Open infrastructure and POSI
A research knowledge graph that the whole community depends on must rest on infrastructure the community can trust to remain open and stable. This is the concern of the Principles of Open Scholarly Infrastructure (POSI), which set out commitments around governance, sustainability and insurance that help ensure shared infrastructure serves the community over the long term rather than being captured or quietly enclosed. Several of the key identifier organisations have engaged with POSI precisely because the value of the PID graph depends on its constituent registries remaining open, governed in the community interest and durable. A graph built on infrastructure that might close, paywall its metadata or disappear is a fragile foundation; POSI articulates what it takes for that foundation to be trustworthy. The openness of the metadata and of the infrastructure that holds it are two aspects of the same requirement.
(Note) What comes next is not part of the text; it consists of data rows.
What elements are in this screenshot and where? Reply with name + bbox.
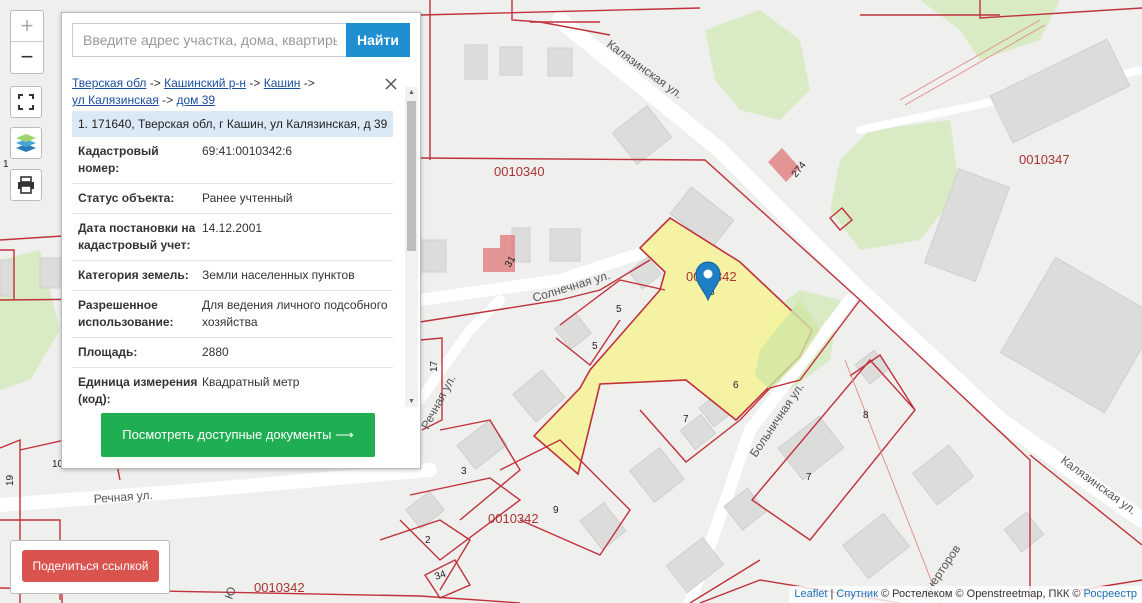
- plot-number: 6: [733, 380, 739, 391]
- view-documents-button[interactable]: Посмотреть доступные документы ⟶: [101, 413, 375, 457]
- property-value: Земли населенных пунктов: [202, 268, 355, 282]
- plot-number: 5: [616, 304, 622, 315]
- properties-scrollbar[interactable]: ▲ ▼: [405, 87, 418, 407]
- property-key: Единица измерения (код):: [78, 375, 198, 406]
- breadcrumb-link[interactable]: дом 39: [176, 93, 215, 107]
- rosreestr-link[interactable]: Росреестр: [1084, 588, 1137, 600]
- quarter-label: 0010340: [494, 164, 545, 179]
- plot-number: 3: [461, 466, 467, 477]
- property-value: Для ведения личного подсобного хозяйства: [202, 298, 388, 329]
- property-value: 2880: [202, 345, 229, 359]
- search-input[interactable]: [72, 23, 347, 57]
- property-key: Дата постановки на кадастровый учет:: [78, 221, 196, 252]
- breadcrumb: Тверская обл -> Кашинский р-н -> Кашин -…: [72, 75, 372, 109]
- plot-number: 9: [553, 505, 559, 516]
- plot-number: 5: [592, 341, 598, 352]
- property-row: Кадастровый номер: 69:41:0010342:6: [72, 137, 393, 184]
- breadcrumb-separator: ->: [149, 76, 161, 90]
- property-row: Разрешенное использование: Для ведения ли…: [72, 291, 393, 338]
- property-row: Статус объекта: Ранее учтенный: [72, 184, 393, 214]
- zoom-in-button[interactable]: +: [11, 11, 43, 41]
- breadcrumb-separator: ->: [162, 93, 174, 107]
- property-row: Дата постановки на кадастровый учет: 14.1…: [72, 214, 393, 261]
- property-key: Кадастровый номер:: [78, 144, 159, 175]
- attribution-text: © Ростелеком © Openstreetmap, ПКК ©: [877, 588, 1084, 600]
- breadcrumb-link[interactable]: Кашинский р-н: [164, 76, 246, 90]
- print-button[interactable]: [10, 169, 42, 201]
- scroll-down-icon[interactable]: ▼: [408, 398, 415, 405]
- sputnik-link[interactable]: Спутник: [836, 588, 877, 600]
- search-button[interactable]: Найти: [346, 23, 410, 57]
- quarter-label: 0010342: [254, 580, 305, 595]
- plot-number: 7: [806, 472, 812, 483]
- plot-number: 1: [3, 159, 9, 170]
- property-key: Категория земель:: [78, 268, 189, 282]
- property-key: Площадь:: [78, 345, 138, 359]
- breadcrumb-separator: ->: [303, 76, 315, 90]
- property-value: 14.12.2001: [202, 221, 263, 235]
- zoom-out-button[interactable]: −: [11, 41, 43, 72]
- property-row: Площадь: 2880: [72, 338, 393, 368]
- plot-number: 17: [429, 360, 440, 372]
- scroll-up-icon[interactable]: ▲: [408, 89, 415, 96]
- leaflet-link[interactable]: Leaflet: [794, 588, 827, 600]
- layers-icon: [16, 134, 36, 152]
- property-row: Единица измерения (код): Квадратный метр: [72, 368, 393, 407]
- breadcrumb-link[interactable]: Кашин: [264, 76, 301, 90]
- property-key: Разрешенное использование:: [78, 298, 174, 329]
- property-key: Статус объекта:: [78, 191, 175, 205]
- fullscreen-button[interactable]: [10, 86, 42, 118]
- layers-button[interactable]: [10, 127, 42, 159]
- property-value: Квадратный метр: [202, 375, 300, 389]
- plot-number: 8: [863, 410, 869, 421]
- property-value: 69:41:0010342:6: [202, 144, 293, 158]
- info-panel: Найти Тверская обл -> Кашинский р-н -> К…: [61, 12, 421, 469]
- property-row: Категория земель: Земли населенных пункто…: [72, 261, 393, 291]
- quarter-label: 0010347: [1019, 152, 1070, 167]
- plot-number: 7: [683, 414, 689, 425]
- close-icon[interactable]: [382, 75, 400, 93]
- printer-icon: [18, 176, 34, 194]
- breadcrumb-link[interactable]: Тверская обл: [72, 76, 146, 90]
- result-address[interactable]: 1. 171640, Тверская обл, г Кашин, ул Кал…: [72, 111, 393, 137]
- share-link-button[interactable]: Поделиться ссылкой: [22, 550, 159, 582]
- fullscreen-icon: [18, 94, 34, 110]
- share-panel: Поделиться ссылкой: [10, 540, 170, 594]
- scrollbar-thumb[interactable]: [407, 101, 416, 251]
- breadcrumb-link[interactable]: ул Калязинская: [72, 93, 159, 107]
- properties-table: Кадастровый номер: 69:41:0010342:6 Статус…: [72, 137, 393, 407]
- plot-number: 2: [425, 535, 431, 546]
- property-value: Ранее учтенный: [202, 191, 293, 205]
- zoom-control: + −: [10, 10, 44, 74]
- map-attribution: Leaflet | Спутник © Ростелеком © Openstr…: [789, 586, 1142, 603]
- plot-number: 19: [5, 474, 16, 486]
- breadcrumb-separator: ->: [249, 76, 261, 90]
- quarter-label: 0010342: [488, 511, 539, 526]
A consistent vocabulary for the graph
For identifiers and their relationships to connect across the many systems that hold them, the relationship types and the entities they join must mean the same thing everywhere — what it means to be an author, an affiliation or a part of a project. That consistency is what the CASRAI Dictionary works towards: a shared vocabulary so that the metadata forming the graph’s edges is understood identically wherever it originated. The contributions recorded in that metadata can be described with the CRediT taxonomy, adding who did what to the connections between people and the outputs they produced; to see how the major identifiers relate, our comparison material sets them side by side. Persistent identifiers solve ambiguity one entity at a time; the PID graph turns those solved ambiguities into a connected map of research, and open metadata is what keeps that map whole.